Despite these strengths, significant limitations preclude these data from sounding the death knell for inotropic therapy during and after cardiac surgery. First, residual confounding despite adequate matching may overestimate the effect size observed by the authors. Although acceptable standardized differences in the propensity-matched cohorts were observed, the clinical definitions of the registry variables often to do not enable comparison of severity within a given disease category. For example, the authors adequately balanced the proportion of patients with “chronic obstructive pulmonary disease” as defined by the EuroSCORE. However, their data and analysis do not allow any conclusions regarding the severity of pulmonary disease within the group of patients that received inotropes versus those that did not. The same is true for other patient risk factors that may have a wide range of severity: extracardiac arteriopathy, neurologic dysfunction, critical preoperative state, and unstable angina. As a result, it is likely that some degree of residual confounding and treatment bias remained in the analysis due to provider clinical biases for use of inotropes in patients with increased disease burden. This would result in an overestimation of harm associated with the inotropes.

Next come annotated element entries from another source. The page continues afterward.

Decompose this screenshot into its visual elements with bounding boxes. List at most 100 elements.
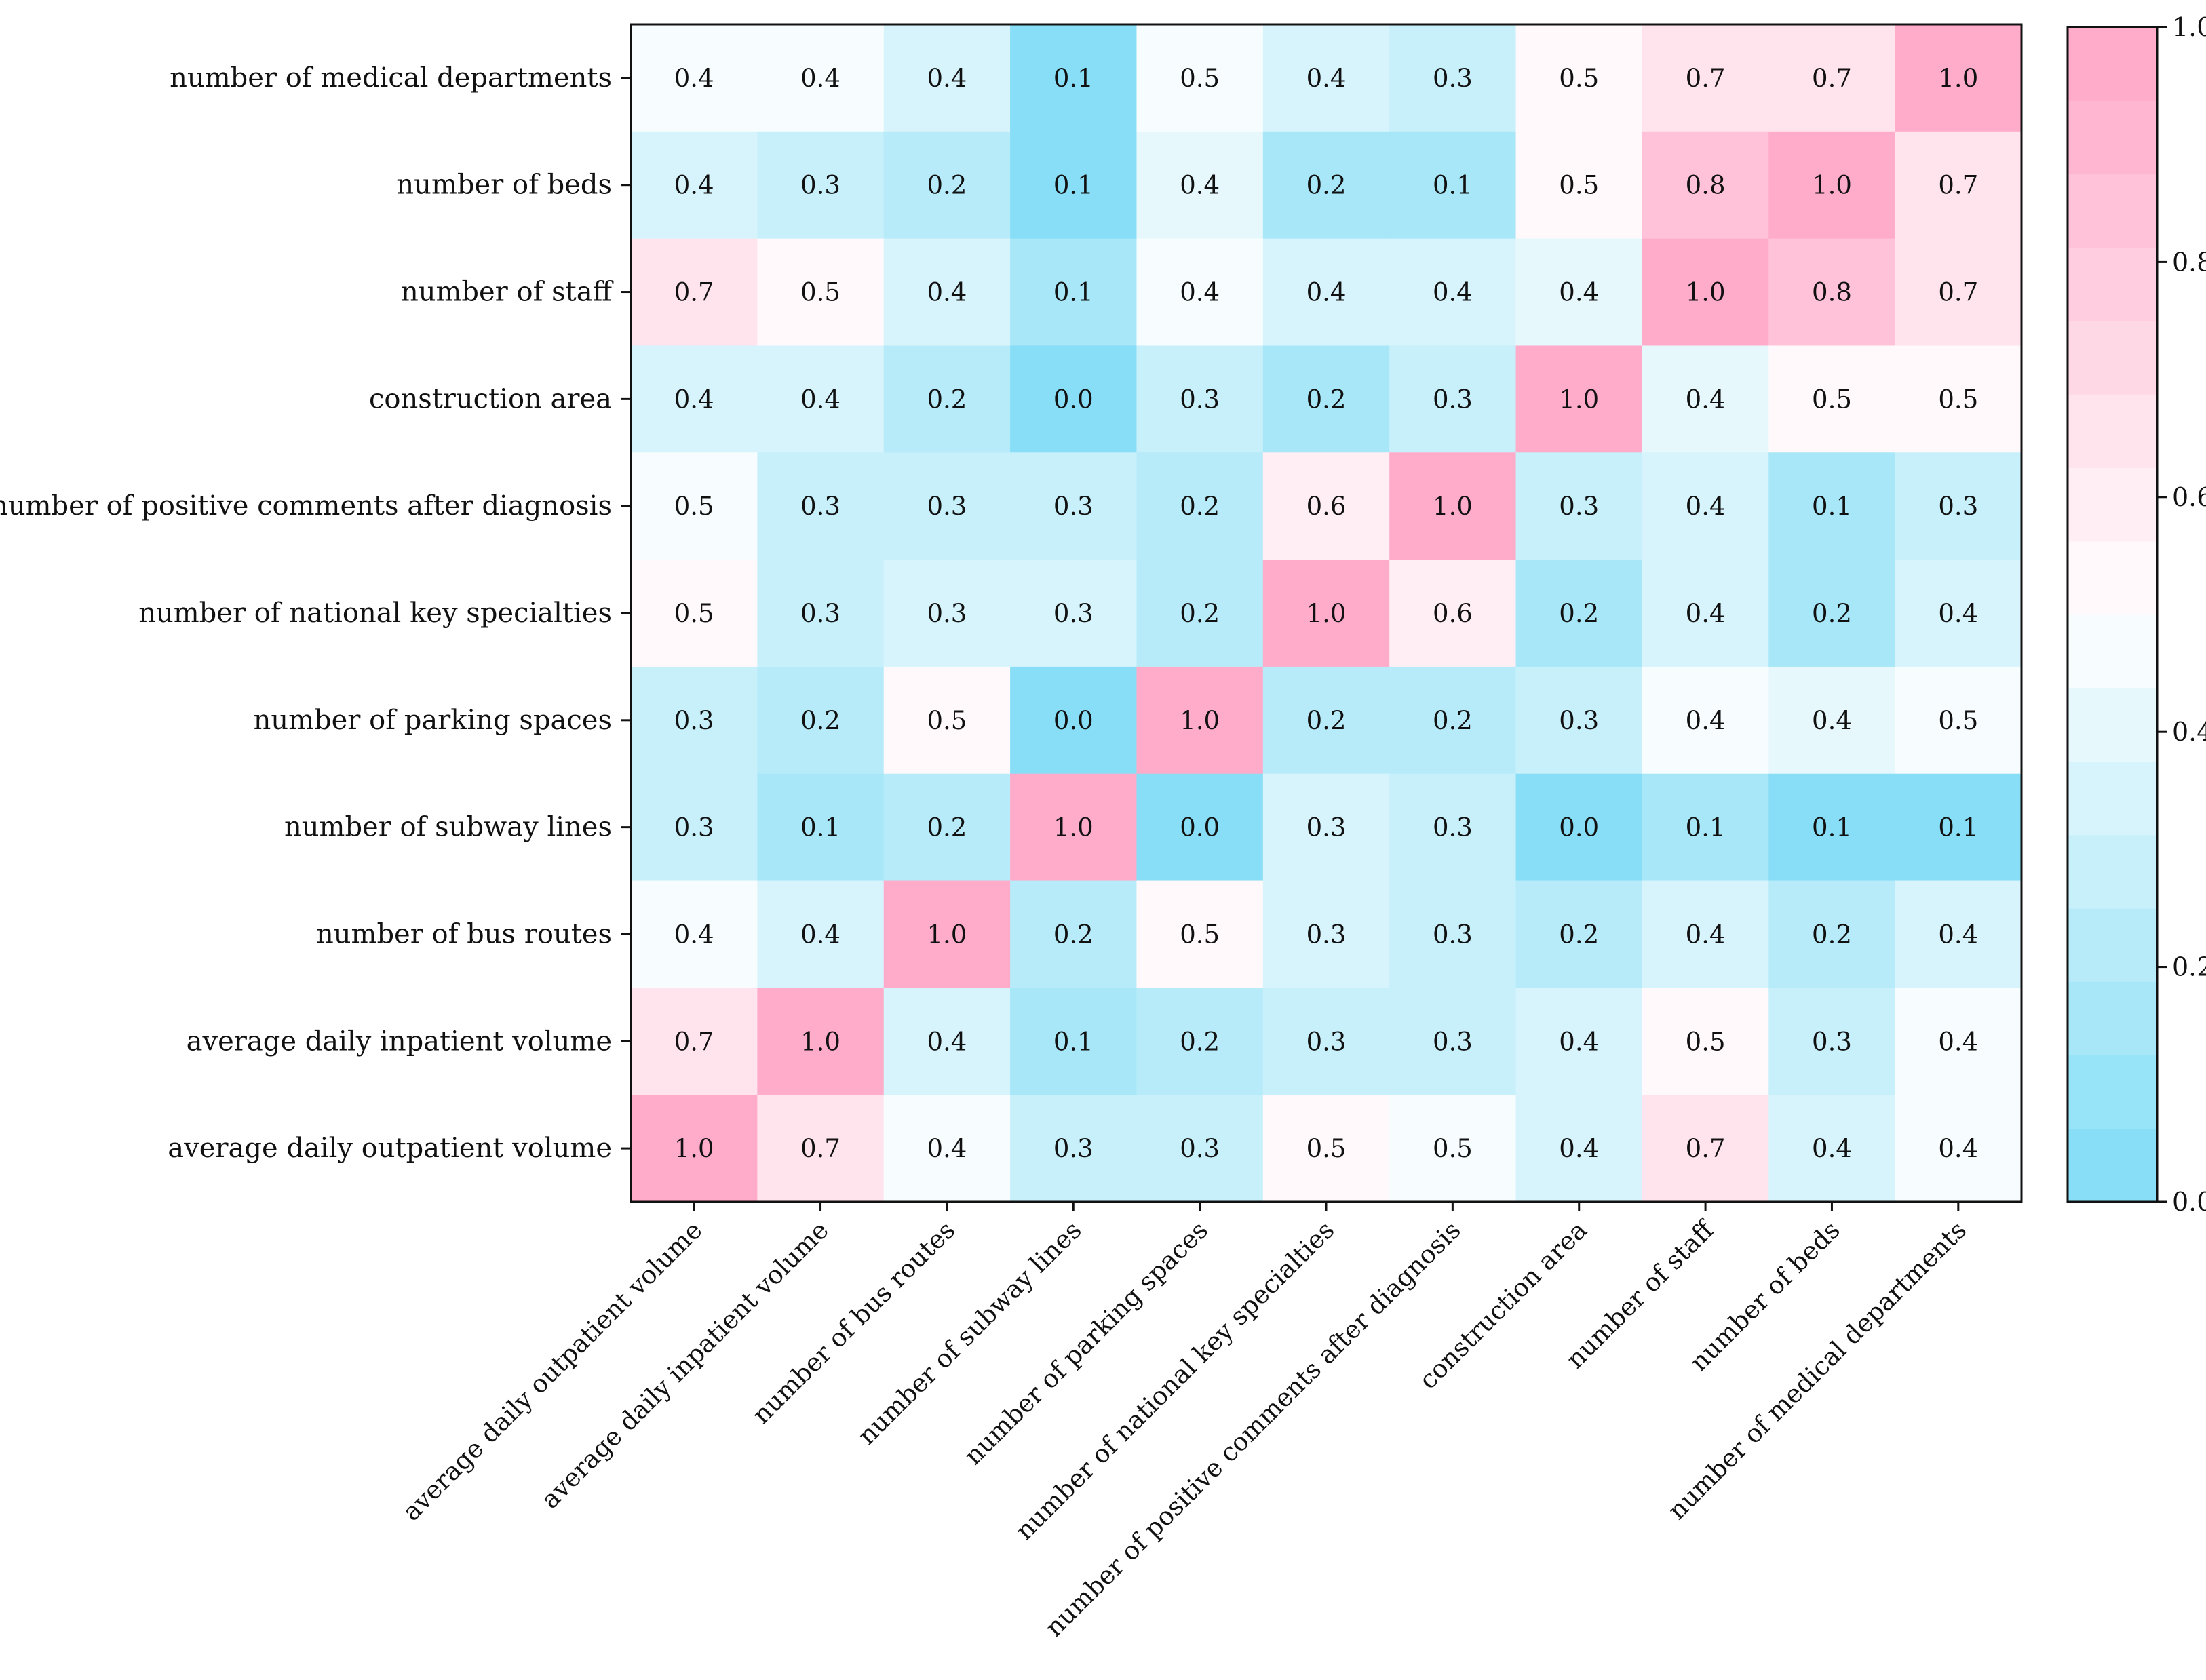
heatmap-cell — [1515, 773, 1643, 882]
heatmap-cell — [1642, 988, 1769, 1095]
cell-value-label: 0.2 — [927, 385, 967, 414]
cell-value-label: 0.2 — [1180, 492, 1220, 521]
cell-value-label: 0.5 — [1938, 706, 1978, 735]
heatmap-cell — [1136, 773, 1264, 882]
heatmap-cell — [757, 666, 885, 775]
heatmap-cell — [757, 238, 885, 347]
cell-value-label: 0.4 — [800, 385, 840, 414]
cell-value-label: 0.4 — [1180, 278, 1220, 307]
cell-value-label: 0.1 — [1812, 492, 1852, 521]
row-labels: number of medical departments number of b… — [0, 62, 631, 1164]
heatmap-cell — [883, 452, 1011, 560]
colorbar-bin — [2068, 834, 2157, 909]
heatmap-cell — [1515, 988, 1643, 1095]
cell-value-label: 1.0 — [927, 920, 967, 949]
heatmap-cell — [757, 1095, 885, 1203]
heatmap-cell — [757, 452, 885, 560]
heatmap-cell — [1642, 773, 1769, 882]
heatmap-cell — [757, 880, 885, 988]
heatmap-cell — [1136, 24, 1264, 132]
heatmap-cell — [1389, 24, 1517, 132]
cell-value-label: 1.0 — [1307, 599, 1347, 628]
heatmap-cell-labels: 0.4 0.4 0.4 0.1 0.5 0.4 0.3 0.5 0.7 0.7 1.0 0.4 0.3 0… — [674, 64, 1978, 1163]
heatmap-cell — [1895, 452, 2022, 560]
colorbar-bin — [2068, 100, 2157, 175]
heatmap-cell — [1642, 560, 1769, 667]
cell-value-label: 1.0 — [800, 1027, 840, 1056]
cell-value-label: 0.4 — [1559, 1134, 1599, 1163]
heatmap-cell — [1262, 560, 1390, 667]
cell-value-label: 0.4 — [927, 1027, 967, 1056]
cell-value-label: 0.5 — [1433, 1134, 1473, 1163]
heatmap-cell — [1389, 666, 1517, 775]
heatmap-cell — [631, 238, 758, 347]
cell-value-label: 0.3 — [1053, 599, 1094, 628]
cell-value-label: 0.5 — [1307, 1134, 1347, 1163]
cell-value-label: 0.3 — [1307, 1027, 1347, 1056]
colorbar-tick-label: 0.8 — [2172, 247, 2206, 277]
cell-value-label: 0.4 — [674, 385, 714, 414]
cell-value-label: 0.1 — [1053, 64, 1094, 93]
heatmap-cell — [1768, 880, 1896, 988]
heatmap-cell — [1515, 666, 1643, 775]
heatmap-cell — [1262, 131, 1390, 239]
heatmap-cell — [1262, 24, 1390, 132]
row-label: number of medical departments — [170, 62, 612, 94]
heatmap-cell — [631, 666, 758, 775]
cell-value-label: 0.3 — [1433, 64, 1473, 93]
cell-value-label: 0.1 — [800, 813, 840, 842]
cell-value-label: 0.5 — [1180, 920, 1220, 949]
cell-value-label: 0.4 — [1559, 278, 1599, 307]
colorbar-bin — [2068, 908, 2157, 982]
heatmap-cell — [757, 345, 885, 453]
cell-value-label: 0.0 — [1180, 813, 1220, 842]
heatmap-cell — [1515, 880, 1643, 988]
heatmap-cell — [1895, 880, 2022, 988]
heatmap-cell — [1642, 131, 1769, 239]
cell-value-label: 0.3 — [1307, 813, 1347, 842]
cell-value-label: 0.5 — [1180, 64, 1220, 93]
heatmap-cell — [1895, 666, 2022, 775]
heatmap-cell — [1389, 988, 1517, 1095]
heatmap-cell — [1642, 666, 1769, 775]
heatmap-cell — [1136, 131, 1264, 239]
cell-value-label: 0.2 — [1307, 706, 1347, 735]
cell-value-label: 0.2 — [927, 813, 967, 842]
cell-value-label: 0.4 — [1686, 599, 1726, 628]
heatmap-cell — [1895, 345, 2022, 453]
cell-value-label: 0.4 — [800, 920, 840, 949]
heatmap-cell — [1642, 880, 1769, 988]
cell-value-label: 0.0 — [1559, 813, 1599, 842]
cell-value-label: 0.2 — [1812, 599, 1852, 628]
cell-value-label: 0.1 — [1053, 278, 1094, 307]
colorbar-bin — [2068, 247, 2157, 321]
row-label: number of bus routes — [316, 918, 612, 950]
cell-value-label: 0.2 — [1433, 706, 1473, 735]
cell-value-label: 0.6 — [1433, 599, 1473, 628]
row-label: number of positive comments after diagno… — [0, 490, 612, 522]
heatmap-cell — [883, 1095, 1011, 1203]
heatmap-cell — [631, 560, 758, 667]
cell-value-label: 0.7 — [1938, 278, 1978, 307]
cell-value-label: 0.3 — [1938, 492, 1978, 521]
cell-value-label: 0.5 — [1559, 64, 1599, 93]
heatmap-cell — [1262, 345, 1390, 453]
cell-value-label: 0.4 — [1938, 599, 1978, 628]
heatmap-cell — [1389, 1095, 1517, 1203]
heatmap-cell — [1010, 345, 1138, 453]
cell-value-label: 0.5 — [1559, 171, 1599, 200]
cell-value-label: 1.0 — [1180, 706, 1220, 735]
heatmap-cell — [1515, 1095, 1643, 1203]
cell-value-label: 0.2 — [1559, 599, 1599, 628]
cell-value-label: 0.3 — [1559, 492, 1599, 521]
cell-value-label: 0.3 — [1053, 1134, 1094, 1163]
cell-value-label: 0.3 — [1433, 813, 1473, 842]
heatmap-cell — [1768, 773, 1896, 882]
heatmap-cell — [1768, 345, 1896, 453]
heatmap-cell — [1136, 1095, 1264, 1203]
heatmap-cell — [883, 24, 1011, 132]
cell-value-label: 0.4 — [927, 278, 967, 307]
cell-value-label: 0.4 — [1686, 920, 1726, 949]
heatmap-cell — [757, 24, 885, 132]
cell-value-label: 0.3 — [927, 492, 967, 521]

Next, the authors’ analyses demonstrate that the harm associated with inotropic therapy was dependent on the administration period: patients with isolated intraoperative therapy had significantly lower risk of mortality than patients with postoperative therapy. Despite this observation, the authors did not perform a sensitivity analysis that focused on matching patients with isolated intraoperative inotropes with patients without any inotropes. A more nuanced analysis may demonstrate that focused intraoperative therapy is not associated with any harm. Finally, the aggregation of all common inotropes into one large analytical group may mask the differential value or harm associated with each.5  Most importantly, vocal calls for changes in inotropic therapy should consider the feasibility of prospective randomized effectiveness trials. The aprotinin saga revealed that adequately powered prospective interventional trials to address controversies in cardiac surgery are feasible. The data presented by Nielsen et al. add to the body of literature demanding a well-conducted trial of inotropic therapy in cardiac surgery.

Routine administration of inotropic therapy during cardiac surgery may eventually fall into the growing body of interventions no longer supported by large-scale effectiveness analyses. Given the relatively low incidence of myocardial dysfunction as a cause of acute hemodynamic instability in cardiac surgery, the provocative and well-conducted article by Nielsen et al. should certainly cause clinicians to pause and consider the risk and benefit of perioperative inotropes on a case-by-case basis. Novel positive inotropes that balance improved short-term hemodynamics and long-term safety are under clinical investigation and may offer new therapeutic options.6  Until then, our efforts to help patients by improving short-term hemodynamics may prove more harmful than we realized. Once again, we may find that for many patients, “less is more.”

The authors are not supported by, nor maintain any financial interest in, any commercial activity that may be associated with the topic of this article.